THE Orokolo Bay iron sands project in Papua New Guinea's Gulf is simple, low-capital expenditure (capex) and financially robust, with multiple product revenue streams, says Mayur Resources Ltd.
Mayur Resources’ iron and industrial sands portfolio in PNG are held by Mayur Iron.
Mayur Resources released its annual report last week.
According to a definitive feasibility study (DFS), the project would produce a post-tax (real) net present value of US$131 million (about K459.8 million) (10 per cent discount rate) and an IRR (internal rate of return) of 103.7 per cent.
An operational design with an initial capex of US$20.5 million (about K71.9 million) has been calculated to establish a simple near surface mining operation that is forecast to produce 0.5mtpa (million tonnes per annum) of titano-magnetite, 1mtpa of construction sand and up to 10ktpa (kilo tonnes per annum) of zircon-rich heavy mineral concentrate.
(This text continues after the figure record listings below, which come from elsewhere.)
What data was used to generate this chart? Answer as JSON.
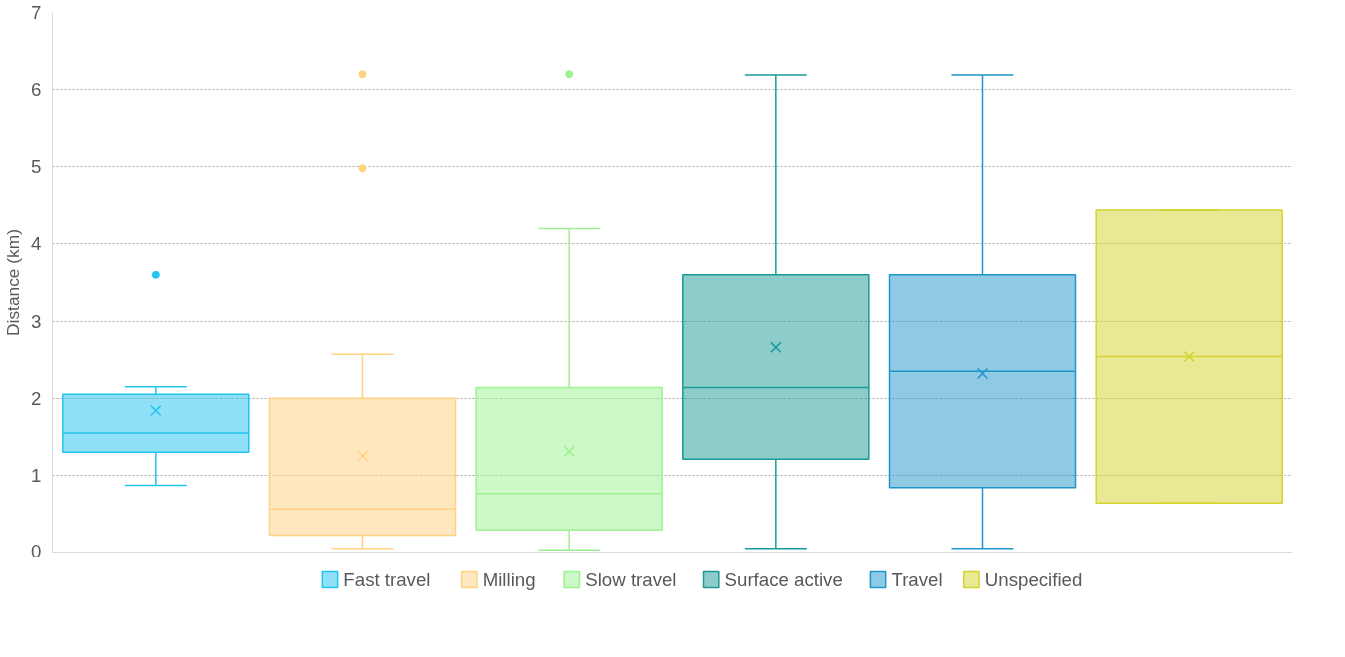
{
  "chart_data": {
    "type": "box",
    "ylabel": "Distance (km)",
    "ylim": [
      0,
      7
    ],
    "yticks": [
      0,
      1,
      2,
      3,
      4,
      5,
      6,
      7
    ],
    "grid": "y",
    "legend": "bottom",
    "categories": [
      null,
      null,
      null,
      null,
      null,
      null
    ],
    "series": [
      {
        "name": "Fast travel",
        "color": "#22c4f0",
        "boxes": [
          {
            "low": 0.87,
            "q1": 1.3,
            "median": 1.55,
            "q3": 2.05,
            "high": 2.15,
            "mean": 1.84,
            "outliers": [
              3.6
            ]
          },
          null,
          null,
          null,
          null,
          null
        ]
      },
      {
        "name": "Milling",
        "color": "#ffd27f",
        "boxes": [
          null,
          {
            "low": 0.05,
            "q1": 0.22,
            "median": 0.56,
            "q3": 2.0,
            "high": 2.57,
            "mean": 1.25,
            "outliers": [
              4.98,
              6.2
            ]
          },
          null,
          null,
          null,
          null
        ]
      },
      {
        "name": "Slow travel",
        "color": "#9cf28f",
        "boxes": [
          null,
          null,
          {
            "low": 0.03,
            "q1": 0.29,
            "median": 0.76,
            "q3": 2.14,
            "high": 4.2,
            "mean": 1.31,
            "outliers": [
              6.2
            ]
          },
          null,
          null,
          null
        ]
      },
      {
        "name": "Surface active",
        "color": "#1a9a96",
        "boxes": [
          null,
          null,
          null,
          {
            "low": 0.05,
            "q1": 1.21,
            "median": 2.14,
            "q3": 3.6,
            "high": 6.19,
            "mean": 2.66
          },
          null,
          null
        ]
      },
      {
        "name": "Travel",
        "color": "#1e96c8",
        "boxes": [
          null,
          null,
          null,
          null,
          {
            "low": 0.05,
            "q1": 0.84,
            "median": 2.35,
            "q3": 3.6,
            "high": 6.19,
            "mean": 2.32
          },
          null
        ]
      },
      {
        "name": "Unspecified",
        "color": "#d4d42c",
        "boxes": [
          null,
          null,
          null,
          null,
          null,
          {
            "low": 0.64,
            "q1": 0.64,
            "median": 2.54,
            "q3": 4.44,
            "high": 4.44,
            "mean": 2.54
          }
        ]
      }
    ]
  }
}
The report stated that site enabling works have begun in Orokolo Bay and off-take discussions remain ongoing, with the focus being on high value magnetite into the Asian market. It stated that a 25-year environmental permit issued by the Conservation Environment Protection Authority was in place for Orokolo Bay which was expected to leave a lasting positive legacy for local landowners through the proposed post-mining sustainability land use initiative of a mechanised sago plantation.
For the Amazon Bay in Central project, it had significant potential for three high value product streams: vanadium, titanium and iron.“Given the large amount of historic work that has been undertaken by previous explorers at Amazon Bay over many years, we see this as an advanced exploration project’ bringing development synergies with Orokolo Bay.”
Previous exploration focused on Amazon Bay as a magnetite resource without fully pursuing its titanium and significant vanadium potential.